GST Council may set 18-pc tax on Alcohol used as Industrial Input
GST Council may set 18-pc tax on Alcohol used as Industrial Input

The Goods and Services Tax (GST) Council is set to amend GST laws to clarify that extra neutral alcohol (ENA) should not be subject to GST. ENA, a highly pure form of alcohol used in liquor production, is not for direct consumption. These changes are expected to provide significant relief to the spirits industry by preventing dual taxation.

The Council also plans to introduce a scheme allowing central and state tax authorities to forgo recovery of past tax dues, which would benefit the spirits sector. This initiative is part of a broader effort to resolve ongoing tax disputes and streamline the taxation process.

At its upcoming meeting on Saturday in the national capital, the GST Council will review amendments recommended by a committee of officers. This committee was tasked with drafting legislative changes to ensure ENA remains outside the GST regime, a decision first made at the GST Council’s 52nd meeting on October 7 last year, according to sources familiar with Centre-state discussions.

The proposed amendments aim to eliminate ambiguity in tax implementation by explicitly stating that ENA is excluded from GST under section 9 of the Central and state GST laws. This section currently imposes GST on goods and services other than liquor for human consumption but does not specifically mention ENA.

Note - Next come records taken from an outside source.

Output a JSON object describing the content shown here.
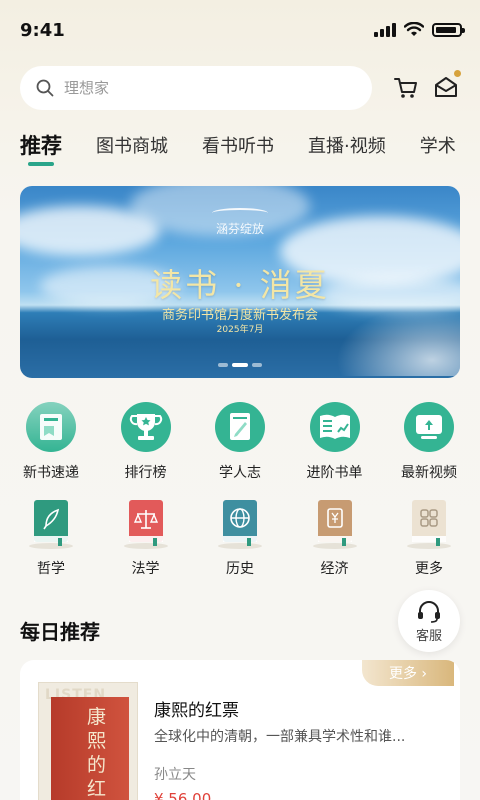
{
  "status": {
    "time": "9:41"
  },
  "search": {
    "placeholder": "理想家"
  },
  "tabs": [
    {
      "label": "推荐",
      "active": true
    },
    {
      "label": "图书商城"
    },
    {
      "label": "看书听书"
    },
    {
      "label": "直播·视频"
    },
    {
      "label": "学术"
    }
  ],
  "banner": {
    "logo_text": "涵芬绽放",
    "title": "读书 · 消夏",
    "subtitle": "商务印书馆月度新书发布会",
    "date": "2025年7月"
  },
  "quick_links": [
    {
      "label": "新书速递",
      "icon": "new-book-icon"
    },
    {
      "label": "排行榜",
      "icon": "trophy-icon"
    },
    {
      "label": "学人志",
      "icon": "scholar-book-icon"
    },
    {
      "label": "进阶书单",
      "icon": "reading-list-icon"
    },
    {
      "label": "最新视频",
      "icon": "video-icon"
    }
  ],
  "categories": [
    {
      "label": "哲学",
      "icon": "philosophy-book-icon",
      "color": "#2f9a7f"
    },
    {
      "label": "法学",
      "icon": "law-book-icon",
      "color": "#e25a5a"
    },
    {
      "label": "历史",
      "icon": "history-book-icon",
      "color": "#3f8fa0"
    },
    {
      "label": "经济",
      "icon": "economy-book-icon",
      "color": "#c79b72"
    },
    {
      "label": "更多",
      "icon": "more-book-icon",
      "color": "#e8dccb"
    }
  ],
  "daily": {
    "title": "每日推荐",
    "more": "更多 ›",
    "book": {
      "cover_ghost": "LISTEN",
      "cover_title": "康熙的红票",
      "title": "康熙的红票",
      "desc": "全球化中的清朝，一部兼具学术性和谁...",
      "author": "孙立天",
      "price": "¥ 56.00"
    }
  },
  "service": {
    "label": "客服"
  },
  "colors": {
    "accent": "#2aa58a",
    "price": "#e0423a",
    "tag_gold": "#d9b77c"
  }
}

This clarification is expected to prevent the same commodity from being taxed under different systems, reducing the tax burden on the alcoholic beverage industry. The Centre will propose amendments to the CGST and IGST Acts in Parliament, while states will amend their respective SGST laws.

Historically, ENA, derived from fermenting and distilling molasses or grain, has been considered outside the GST framework since the indirect tax reform began in 2017. However, inconsistencies in its application have caused confusion and difficulties for producers.

Experts believe the proposed changes will simplify the taxation of the liquor industry and provide certainty to producers.

“Ensuring that ENA is taxed only under the excise duty regime and bringing clarity to the GST laws will bring relief to the industry and help reduce litigation, as taxation of this commodity will become uniform across the country,” said Rajat Mohan, executive director at accounting and advisory firm Moore Singhi.

IP Suresh Menon, secretary-general of The International Spirits & Wines Association of India (ISWAI), emphasized the importance of keeping ENA under the state excise and VAT regime. This would allow producers to continue utilizing VAT credits, which would not be possible under GST, potentially increasing production costs and affecting sales and state tax revenues.